NAGS HEAD, N.C. — As early as next spring, the boom of seismic cannons will sound under the Atlantic Ocean as the first oil and gas exploration allowed off the East Coast in three decades gets underway.

While federal officials and the oil and gas industry characterize the exploration as benign, Nags Head Mayor Bob Edwards said he’s terrified about what the intense sound waves can do to dolphins and endangered North Atlantic right whales, of which only 500 remain.

“I just can’t understand how anybody would propose something that’s going to be just a rape of the East Coast, endangering whales and dolphins and turtles and fish,” he said.

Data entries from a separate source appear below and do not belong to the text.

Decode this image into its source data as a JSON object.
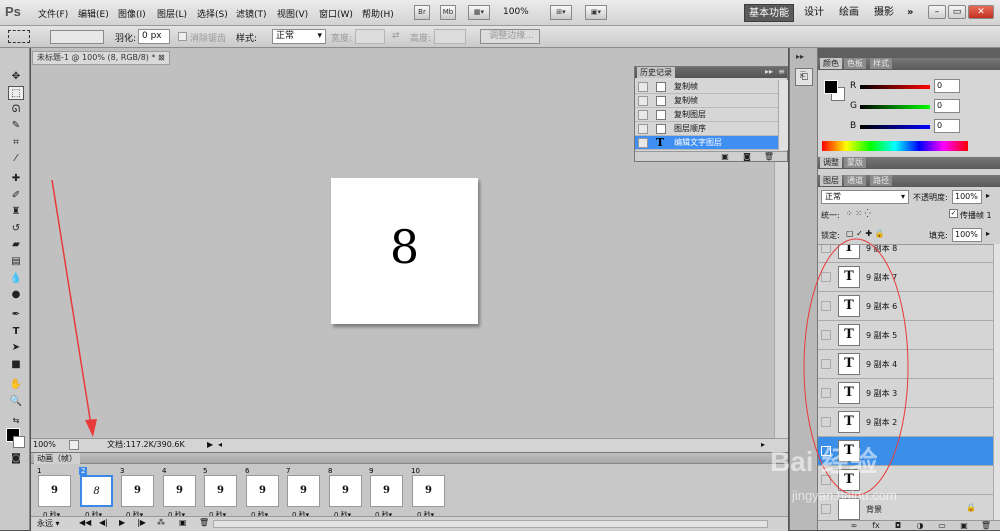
{
  "app_logo": "Ps",
  "menus": [
    "文件(F)",
    "编辑(E)",
    "图像(I)",
    "图层(L)",
    "选择(S)",
    "滤镜(T)",
    "视图(V)",
    "窗口(W)",
    "帮助(H)"
  ],
  "menubar_icons": [
    "Br",
    "Mb"
  ],
  "zoom_dropdown": "100%",
  "workspaces": {
    "active": "基本功能",
    "others": [
      "设计",
      "绘画",
      "摄影"
    ],
    "more": "»"
  },
  "window_controls": [
    "–",
    "▭",
    "✕"
  ],
  "options": {
    "feather_label": "羽化:",
    "feather_value": "0 px",
    "antialias_label": "消除锯齿",
    "style_label": "样式:",
    "style_value": "正常",
    "width_label": "宽度:",
    "height_label": "高度:",
    "refine_button": "调整边缘..."
  },
  "document": {
    "tab_title": "未标题-1 @ 100% (8, RGB/8) *",
    "canvas_text": "8",
    "zoom_value": "100%",
    "doc_info": "文档:117.2K/390.6K"
  },
  "history": {
    "tabs": [
      "历史记录"
    ],
    "items": [
      {
        "label": "复制帧",
        "selected": false
      },
      {
        "label": "复制帧",
        "selected": false
      },
      {
        "label": "复制图层",
        "selected": false
      },
      {
        "label": "图层顺序",
        "selected": false
      },
      {
        "label": "编辑文字图层",
        "selected": true
      }
    ]
  },
  "animation": {
    "title": "动画（帧）",
    "frames": [
      {
        "num": "1",
        "digit": "9",
        "delay": "0 秒▾",
        "selected": false
      },
      {
        "num": "2",
        "digit": "8",
        "delay": "0 秒▾",
        "selected": true
      },
      {
        "num": "3",
        "digit": "9",
        "delay": "0 秒▾",
        "selected": false
      },
      {
        "num": "4",
        "digit": "9",
        "delay": "0 秒▾",
        "selected": false
      },
      {
        "num": "5",
        "digit": "9",
        "delay": "0 秒▾",
        "selected": false
      },
      {
        "num": "6",
        "digit": "9",
        "delay": "0 秒▾",
        "selected": false
      },
      {
        "num": "7",
        "digit": "9",
        "delay": "0 秒▾",
        "selected": false
      },
      {
        "num": "8",
        "digit": "9",
        "delay": "0 秒▾",
        "selected": false
      },
      {
        "num": "9",
        "digit": "9",
        "delay": "0 秒▾",
        "selected": false
      },
      {
        "num": "10",
        "digit": "9",
        "delay": "0 秒▾",
        "selected": false
      }
    ],
    "loop": "永远 ▾"
  },
  "color_panel": {
    "tabs": [
      "颜色",
      "色板",
      "样式"
    ],
    "r_label": "R",
    "g_label": "G",
    "b_label": "B",
    "r_value": "0",
    "g_value": "0",
    "b_value": "0"
  },
  "adjust_tabs": [
    "调整",
    "蒙版"
  ],
  "layers_panel": {
    "tabs": [
      "图层",
      "通道",
      "路径"
    ],
    "blend_mode": "正常",
    "opacity_label": "不透明度:",
    "opacity_value": "100%",
    "unify_label": "统一:",
    "propagate_label": "传播帧 1",
    "lock_label": "锁定:",
    "fill_label": "填充:",
    "fill_value": "100%",
    "layers": [
      {
        "name": "9 副本 8",
        "selected": false
      },
      {
        "name": "9 副本 7",
        "selected": false
      },
      {
        "name": "9 副本 6",
        "selected": false
      },
      {
        "name": "9 副本 5",
        "selected": false
      },
      {
        "name": "9 副本 4",
        "selected": false
      },
      {
        "name": "9 副本 3",
        "selected": false
      },
      {
        "name": "9 副本 2",
        "selected": false
      },
      {
        "name": "",
        "selected": true
      },
      {
        "name": "",
        "selected": false
      },
      {
        "name": "背景",
        "selected": false
      }
    ]
  },
  "watermark": {
    "text": "Bai 经验",
    "url": "jingyan.baidu.com"
  },
  "colors": {
    "accent": "#3b8fe9",
    "annotation_red": "#e83a3a"
  }
}
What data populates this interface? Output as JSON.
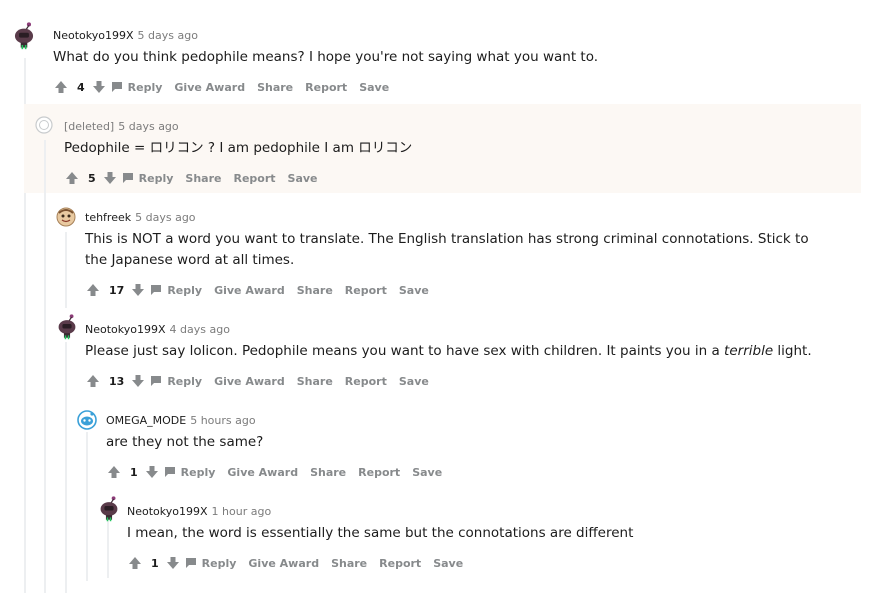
{
  "comments": [
    {
      "author": "Neotokyo199X",
      "age": "5 days ago",
      "text": "What do you think pedophile means? I hope you're not saying what you want to.",
      "score": "4",
      "actions": [
        "Reply",
        "Give Award",
        "Share",
        "Report",
        "Save"
      ]
    },
    {
      "author": "[deleted]",
      "age": "5 days ago",
      "text": "Pedophile = ロリコン ? I am pedophile I am ロリコン",
      "score": "5",
      "actions": [
        "Reply",
        "Share",
        "Report",
        "Save"
      ]
    },
    {
      "author": "tehfreek",
      "age": "5 days ago",
      "text": "This is NOT a word you want to translate. The English translation has strong criminal connotations. Stick to the Japanese word at all times.",
      "score": "17",
      "actions": [
        "Reply",
        "Give Award",
        "Share",
        "Report",
        "Save"
      ]
    },
    {
      "author": "Neotokyo199X",
      "age": "4 days ago",
      "text_before": "Please just say lolicon. Pedophile means you want to have sex with children. It paints you in a ",
      "text_italic": "terrible",
      "text_after": " light.",
      "score": "13",
      "actions": [
        "Reply",
        "Give Award",
        "Share",
        "Report",
        "Save"
      ]
    },
    {
      "author": "OMEGA_MODE",
      "age": "5 hours ago",
      "text": "are they not the same?",
      "score": "1",
      "actions": [
        "Reply",
        "Give Award",
        "Share",
        "Report",
        "Save"
      ]
    },
    {
      "author": "Neotokyo199X",
      "age": "1 hour ago",
      "text": "I mean, the word is essentially the same but the connotations are different",
      "score": "1",
      "actions": [
        "Reply",
        "Give Award",
        "Share",
        "Report",
        "Save"
      ]
    }
  ],
  "icons": {
    "upvote": "upvote-arrow-icon",
    "downvote": "downvote-arrow-icon",
    "reply": "chat-bubble-icon"
  },
  "colors": {
    "highlight": "#fcf8f4",
    "thread_line": "#edeff1",
    "action_text": "#878a8c",
    "meta_text": "#7c7c7c"
  }
}
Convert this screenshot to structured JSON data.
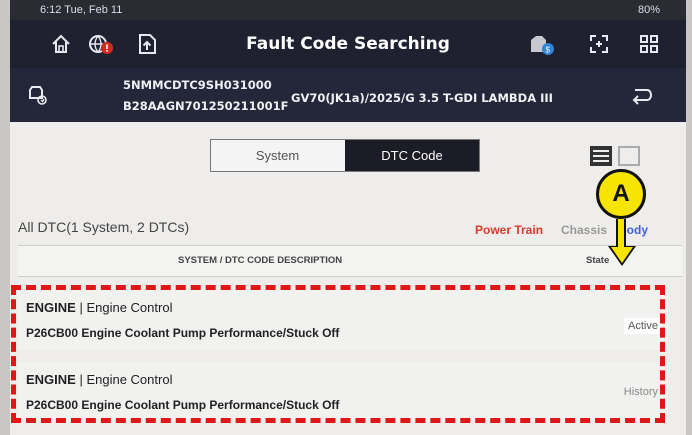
{
  "status_bar": {
    "time": "6:12  Tue, Feb 11",
    "battery": "80%"
  },
  "header": {
    "title": "Fault Code Searching"
  },
  "vehicle": {
    "vin": "5NMMCDTC9SH031000",
    "code": "B28AAGN701250211001F",
    "model": "GV70(JK1a)/2025/G 3.5 T-GDI LAMBDA III"
  },
  "tabs": [
    {
      "label": "System",
      "selected": false
    },
    {
      "label": "DTC Code",
      "selected": true
    }
  ],
  "summary": "All DTC(1 System, 2 DTCs)",
  "categories": [
    {
      "label": "Power Train",
      "color": "#d63a2a"
    },
    {
      "label": "Chassis",
      "color": "#999999"
    },
    {
      "label": "Body",
      "color": "#3f63d8"
    }
  ],
  "table": {
    "headers": [
      "SYSTEM / DTC CODE DESCRIPTION",
      "State"
    ],
    "rows": [
      {
        "system": "ENGINE",
        "subsystem": "Engine Control",
        "code": "P26CB00",
        "description": "Engine Coolant Pump Performance/Stuck Off",
        "state": "Active"
      },
      {
        "system": "ENGINE",
        "subsystem": "Engine Control",
        "code": "P26CB00",
        "description": "Engine Coolant Pump Performance/Stuck Off",
        "state": "History"
      }
    ]
  },
  "callout": {
    "label": "A",
    "color": "#f7e400"
  },
  "highlight_color": "#e01717"
}
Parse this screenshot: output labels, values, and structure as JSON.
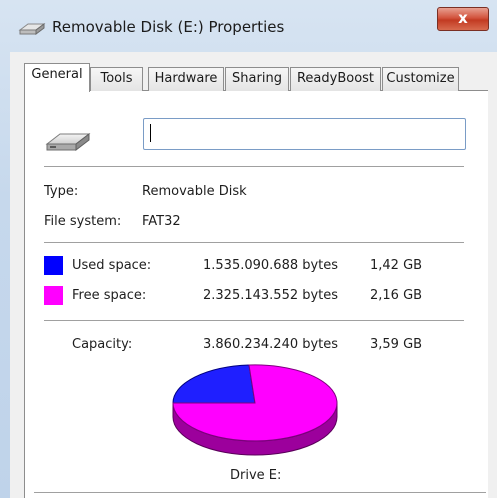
{
  "window": {
    "title": "Removable Disk (E:) Properties",
    "close_label": "x"
  },
  "tabs": [
    {
      "label": "General",
      "active": true
    },
    {
      "label": "Tools",
      "active": false
    },
    {
      "label": "Hardware",
      "active": false
    },
    {
      "label": "Sharing",
      "active": false
    },
    {
      "label": "ReadyBoost",
      "active": false
    },
    {
      "label": "Customize",
      "active": false
    }
  ],
  "general": {
    "name_value": "",
    "type_label": "Type:",
    "type_value": "Removable Disk",
    "fs_label": "File system:",
    "fs_value": "FAT32",
    "used": {
      "label": "Used space:",
      "bytes": "1.535.090.688 bytes",
      "size": "1,42 GB",
      "color": "#0000ff"
    },
    "free": {
      "label": "Free space:",
      "bytes": "2.325.143.552 bytes",
      "size": "2,16 GB",
      "color": "#ff00ff"
    },
    "capacity": {
      "label": "Capacity:",
      "bytes": "3.860.234.240 bytes",
      "size": "3,59 GB"
    },
    "drive_label": "Drive E:"
  },
  "icons": {
    "title": "drive-icon",
    "drive": "removable-drive-icon",
    "close": "close-icon"
  }
}
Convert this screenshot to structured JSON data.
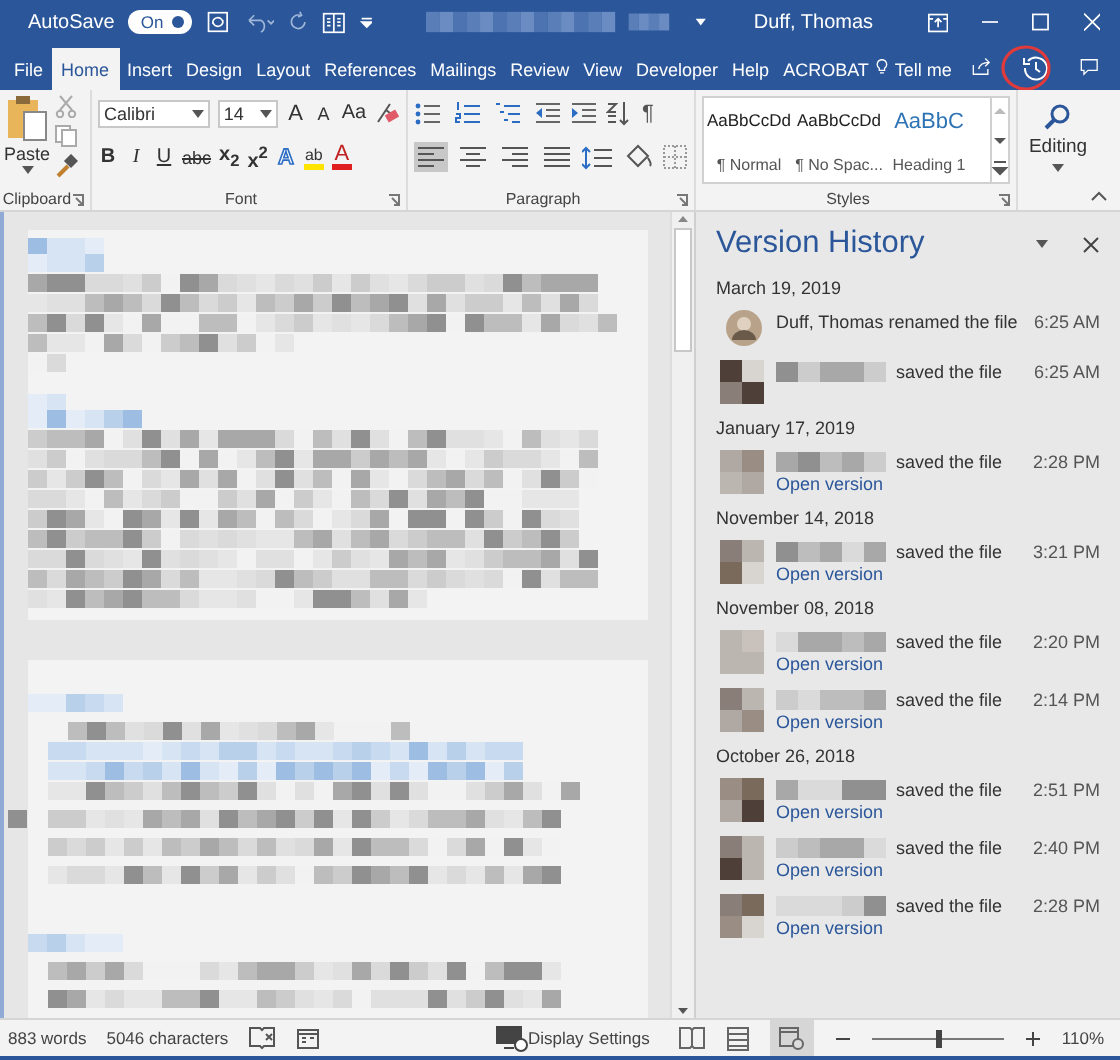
{
  "title_bar": {
    "autosave_label": "AutoSave",
    "autosave_toggle": {
      "label": "On",
      "on": true
    },
    "user": "Duff, Thomas"
  },
  "tabs": [
    {
      "label": "File",
      "selected": false
    },
    {
      "label": "Home",
      "selected": true
    },
    {
      "label": "Insert",
      "selected": false
    },
    {
      "label": "Design",
      "selected": false
    },
    {
      "label": "Layout",
      "selected": false
    },
    {
      "label": "References",
      "selected": false
    },
    {
      "label": "Mailings",
      "selected": false
    },
    {
      "label": "Review",
      "selected": false
    },
    {
      "label": "View",
      "selected": false
    },
    {
      "label": "Developer",
      "selected": false
    },
    {
      "label": "Help",
      "selected": false
    },
    {
      "label": "ACROBAT",
      "selected": false
    }
  ],
  "tell_me": "Tell me",
  "ribbon": {
    "paste": "Paste",
    "font_name": "Calibri",
    "font_size": "14",
    "font_tools": [
      {
        "kind": "grow",
        "glyph": "A"
      },
      {
        "kind": "shrink",
        "glyph": "A"
      },
      {
        "kind": "case",
        "glyph": "Aa"
      }
    ],
    "format_tools": [
      {
        "kind": "bold",
        "glyph": "B"
      },
      {
        "kind": "italic",
        "glyph": "I"
      },
      {
        "kind": "underline",
        "glyph": "U"
      },
      {
        "kind": "strike",
        "glyph": "abc"
      },
      {
        "kind": "sub",
        "glyph": "x$_{2}$"
      },
      {
        "kind": "sup",
        "glyph": "x$^{2}$"
      },
      {
        "kind": "effects",
        "glyph": "A"
      },
      {
        "kind": "highlight",
        "glyph": "ab"
      },
      {
        "kind": "color",
        "glyph": "A"
      }
    ],
    "pilcrow": "¶",
    "alignment": [
      {
        "kind": "left",
        "selected": true
      },
      {
        "kind": "center",
        "selected": false
      },
      {
        "kind": "right",
        "selected": false
      },
      {
        "kind": "justify",
        "selected": false
      }
    ],
    "styles": [
      {
        "preview": "AaBbCcDd",
        "name": "¶ Normal",
        "kind": "body"
      },
      {
        "preview": "AaBbCcDd",
        "name": "¶ No Spac...",
        "kind": "body"
      },
      {
        "preview": "AaBbC",
        "name": "Heading 1",
        "kind": "heading"
      }
    ],
    "editing": "Editing",
    "groups": [
      "Clipboard",
      "Font",
      "Paragraph",
      "Styles"
    ]
  },
  "version_history": {
    "title": "Version History",
    "days": [
      {
        "date": "March 19, 2019",
        "entries": [
          {
            "kind": "photo",
            "text": "Duff, Thomas renamed the file",
            "time": "6:25 AM"
          },
          {
            "kind": "mosaic",
            "text": "saved the file",
            "time": "6:25 AM"
          }
        ]
      },
      {
        "date": "January 17, 2019",
        "entries": [
          {
            "kind": "mosaic",
            "text": "saved the file",
            "time": "2:28 PM",
            "link": "Open version"
          }
        ]
      },
      {
        "date": "November 14, 2018",
        "entries": [
          {
            "kind": "mosaic",
            "text": "saved the file",
            "time": "3:21 PM",
            "link": "Open version"
          }
        ]
      },
      {
        "date": "November 08, 2018",
        "entries": [
          {
            "kind": "mosaic",
            "text": "saved the file",
            "time": "2:20 PM",
            "link": "Open version"
          },
          {
            "kind": "mosaic",
            "text": "saved the file",
            "time": "2:14 PM",
            "link": "Open version"
          }
        ]
      },
      {
        "date": "October 26, 2018",
        "entries": [
          {
            "kind": "mosaic",
            "text": "saved the file",
            "time": "2:51 PM",
            "link": "Open version"
          },
          {
            "kind": "mosaic",
            "text": "saved the file",
            "time": "2:40 PM",
            "link": "Open version"
          },
          {
            "kind": "mosaic",
            "text": "saved the file",
            "time": "2:28 PM",
            "link": "Open version"
          }
        ]
      }
    ]
  },
  "status_bar": {
    "words": "883 words",
    "characters": "5046 characters",
    "display_settings": "Display Settings",
    "zoom": "110%",
    "zoom_slider": {
      "level": 0.5
    }
  }
}
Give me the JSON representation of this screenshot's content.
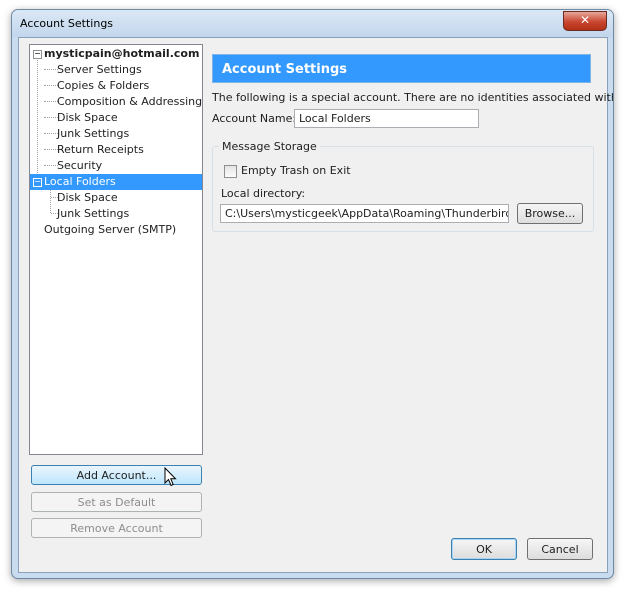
{
  "window": {
    "title": "Account Settings",
    "close_glyph": "✕"
  },
  "tree": {
    "account": "mysticpain@hotmail.com",
    "account_items": [
      "Server Settings",
      "Copies & Folders",
      "Composition & Addressing",
      "Disk Space",
      "Junk Settings",
      "Return Receipts",
      "Security"
    ],
    "local_folders": "Local Folders",
    "local_items": [
      "Disk Space",
      "Junk Settings"
    ],
    "smtp": "Outgoing Server (SMTP)",
    "expander_glyph": "−"
  },
  "buttons": {
    "add_account": "Add Account...",
    "set_default": "Set as Default",
    "remove_account": "Remove Account",
    "ok": "OK",
    "cancel": "Cancel",
    "browse": "Browse..."
  },
  "panel": {
    "header": "Account Settings",
    "description": "The following is a special account. There are no identities associated with it.",
    "account_name_label": "Account Name:",
    "account_name_value": "Local Folders",
    "storage_legend": "Message Storage",
    "empty_trash_label": "Empty Trash on Exit",
    "local_directory_label": "Local directory:",
    "local_directory_value": "C:\\Users\\mysticgeek\\AppData\\Roaming\\Thunderbird\\Profil"
  },
  "colors": {
    "selection": "#3399ff",
    "frame": "#c9dcef"
  },
  "icons": [
    "close-icon",
    "expander-icon",
    "mouse-pointer-icon"
  ]
}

The seismic surveys are done with compressed air guns that blast as loud as a howitzer under the sea, repeated every 10 seconds or so for weeks at a time. Echoes from the blasts are used to produce three-dimensional maps that help company geologists figure out whether sub-sea rock formations are likely to contain fossil fuels worth drilling.

The federal Bureau of Ocean Energy Management approved opening an area of the Atlantic Coast from Delaware to Florida for the seismic blasts, saying there “has been no documented scientific evidence” that they harm marine mammals. Even among federal scientists, though, there is concern over what such extreme pulses of sound can do to the hearing and communication of whales and other marine life that use sound to locate food and mates, and to keep track of young.

“It’s been pretty well documented that seismic surveys have disrupted animal behavior and animal communication,” said Danielle Cholewiak, a senior acoustics researcher for the National Oceanic and Atmospheric Administration.

Political leaders in North Carolina, South Carolina and Virginia lobbied President Obama to approve the seismic testing to assess how much oil and natural gas lies off the East Coast, with the hope that Obama will allow offshore drilling that brings jobs.